Letter
Hydrofracking will have ‘devastating’ effects
By Susan L. Sprecher
Recent comments from gas industry spokesman John Holko and his lawyer sound like they are trying to blackmail Livingston County into accepting horizontal hydraulic fracturing extraction methods.
Holko threatens to close down vertical wells operating here since, he says, they function no differently from proposed hydrofracking wells. Untrue, John, untrue.
You might as well compare the atomic bombs dropped on Japan to the buzz bombs that hit London.
Hydrofracking will devastate this county. It’s not just that the tourists aren’t going to want to spend time here after fracking gets going; we aren’t going to want to live here ourselves.
Will our kids bring the grandchildren to visit when there are industrial gas flares burning off hydrocarbons every mile in all directions across the valley?
When waste-filled semi-trailers grind through town every minute not just of the day but all through the night?
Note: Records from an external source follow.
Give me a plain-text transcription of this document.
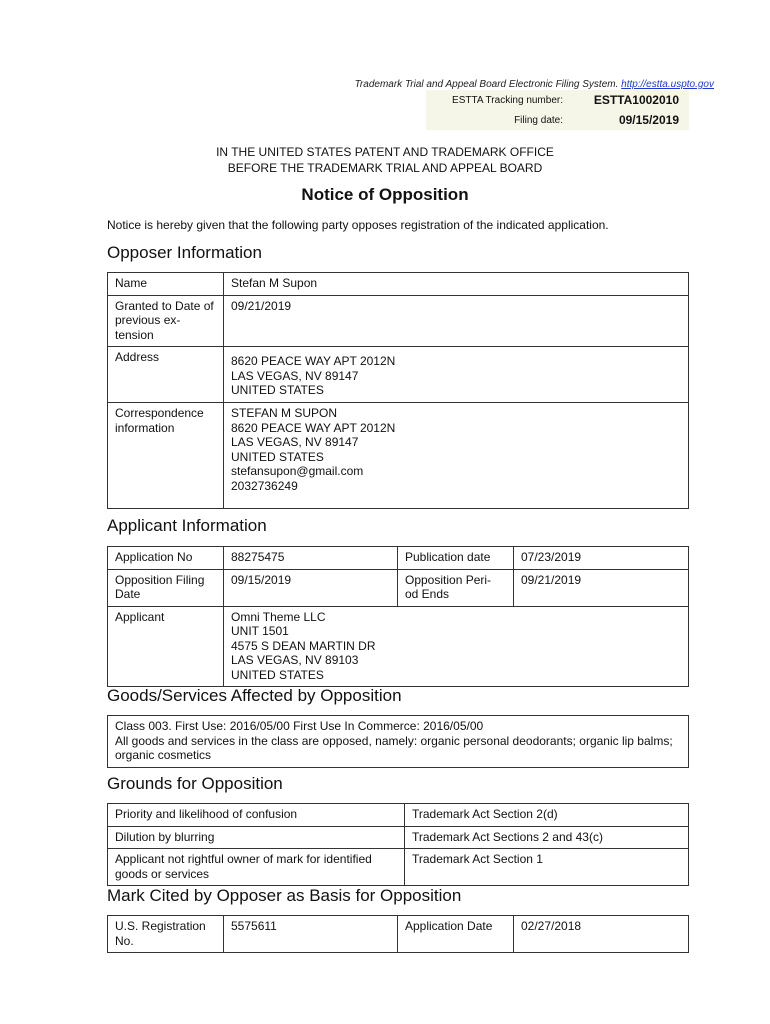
Trademark Trial and Appeal Board Electronic Filing System. http://estta.uspto.gov
ESTTA Tracking number:	ESTTA1002010
Filing date:	09/15/2019
IN THE UNITED STATES PATENT AND TRADEMARK OFFICE
BEFORE THE TRADEMARK TRIAL AND APPEAL BOARD
Notice of Opposition
Notice is hereby given that the following party opposes registration of the indicated application.
Opposer Information
Name	Stefan M Supon
Granted to Date of previous ex- tension	09/21/2019
Address	8620 PEACE WAY APT 2012N
LAS VEGAS, NV 89147
UNITED STATES
Correspondence information	STEFAN M SUPON
8620 PEACE WAY APT 2012N
LAS VEGAS, NV 89147
UNITED STATES
stefansupon@gmail.com
2032736249
Applicant Information
Application No	88275475	Publication date	07/23/2019
Opposition Filing Date	09/15/2019	Opposition Peri- od Ends	09/21/2019
Applicant	Omni Theme LLC
UNIT 1501
4575 S DEAN MARTIN DR
LAS VEGAS, NV 89103
UNITED STATES		
Goods/Services Affected by Opposition
Class 003. First Use: 2016/05/00 First Use In Commerce: 2016/05/00
All goods and services in the class are opposed, namely: organic personal deodorants; organic lip balms; organic cosmetics
Grounds for Opposition
Priority and likelihood of confusion	Trademark Act Section 2(d)
Dilution by blurring	Trademark Act Sections 2 and 43(c)
Applicant not rightful owner of mark for identified goods or services	Trademark Act Section 1
Mark Cited by Opposer as Basis for Opposition
U.S. Registration No.	5575611	Application Date	02/27/2018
Where will you take the grandkids swimming when the lakes and farm ponds have contaminated slick water seeping into them?
How will the kids get a drink of clean water when you have to pump it out of a plastic water buffalo parked in the backyard?
We do not have to bow down before the extractive gas industry or hustle to their tune. That gas is not going anywhere while we wait for safer, less disruptive drilling methods.
Why not leave it in the ground until we can use it ourselves, instead of shipping it off to the Orient?